From Chaotic OCR Words to Coherent Document: A Fine-to-Coarse Zoom-Out Network for Complex-Layout Document Image Translation

Zhiyang Zhang, Yaping Zhang, Yupu Liang, Lu Xiang, Yang Zhao, Yu Zhou, Chengqing Zong

Published: 09 Dec 2024, Last Modified: 20 Dec 2024COLINGEveryoneCC BY 4.0

Abstract: Document Image Translation (DIT) aims to translate documents in images from one language to another. It requires visual layouts and textual contents understanding, as well as document coherence capturing. However, current methods often rely on the quality of OCR output, which, particularly in complex-layout scenarios, frequently loses the crucial document coherence, leading to chaotic text.
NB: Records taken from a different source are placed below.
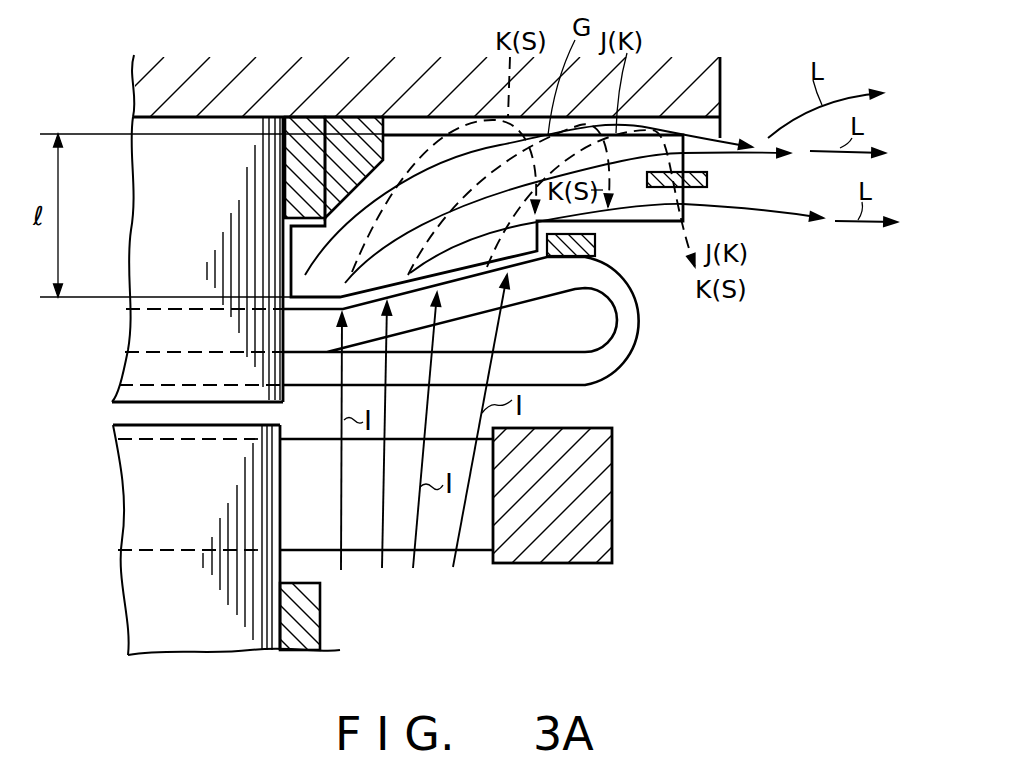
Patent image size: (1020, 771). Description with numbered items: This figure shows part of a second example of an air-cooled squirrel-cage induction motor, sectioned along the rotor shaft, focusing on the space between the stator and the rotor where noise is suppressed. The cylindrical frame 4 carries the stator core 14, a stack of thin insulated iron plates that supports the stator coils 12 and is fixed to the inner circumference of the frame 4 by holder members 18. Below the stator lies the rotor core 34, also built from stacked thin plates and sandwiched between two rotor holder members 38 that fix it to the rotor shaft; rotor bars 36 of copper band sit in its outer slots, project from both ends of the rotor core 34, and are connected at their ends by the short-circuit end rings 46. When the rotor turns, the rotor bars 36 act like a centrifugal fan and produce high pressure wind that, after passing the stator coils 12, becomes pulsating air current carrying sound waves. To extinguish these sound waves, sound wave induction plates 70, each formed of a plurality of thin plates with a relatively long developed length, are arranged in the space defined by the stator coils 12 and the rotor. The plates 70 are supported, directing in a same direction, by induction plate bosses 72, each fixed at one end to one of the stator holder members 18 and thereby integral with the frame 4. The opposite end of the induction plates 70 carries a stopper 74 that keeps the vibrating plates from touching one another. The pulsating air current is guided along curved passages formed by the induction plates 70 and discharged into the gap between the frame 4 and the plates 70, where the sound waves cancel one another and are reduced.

The frame 4 is at (445, 80).
The stator core 14 is at (202, 147).
The holder members 18 is at (303, 125).
The induction plate bosses 72 is at (363, 128).
The sound wave induction plates 70 is at (659, 145).
The stopper 74 is at (708, 178).
The stator coils 12 is at (637, 323).
The rotor core 34 is at (137, 597).
The rotor bars 36 is at (468, 540).
The rotor holder members 38 is at (322, 614).
The end rings 46 is at (612, 487).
To overcome this problem, we introduce a novel end-to-end network, named Zoom-out DIT (ZoomDIT), inspired by human translation procedures. It jointly accomplishes the multi-level tasks including word positioning, sentence recognition & translation, and document organization, based on a fine-to-coarse zoom-out framework, to progressively realize "chaotic words to coherent document'' and improve translation. We further contribute a new large-scale DIT dataset with multi-level fine-grained labels. Extensive experiments on public and our new dataset demonstrate significant improvements in translation quality towards complex-layout document images, offering a robust solution for reorganizing the chaotic OCR outputs to a coherent document translation.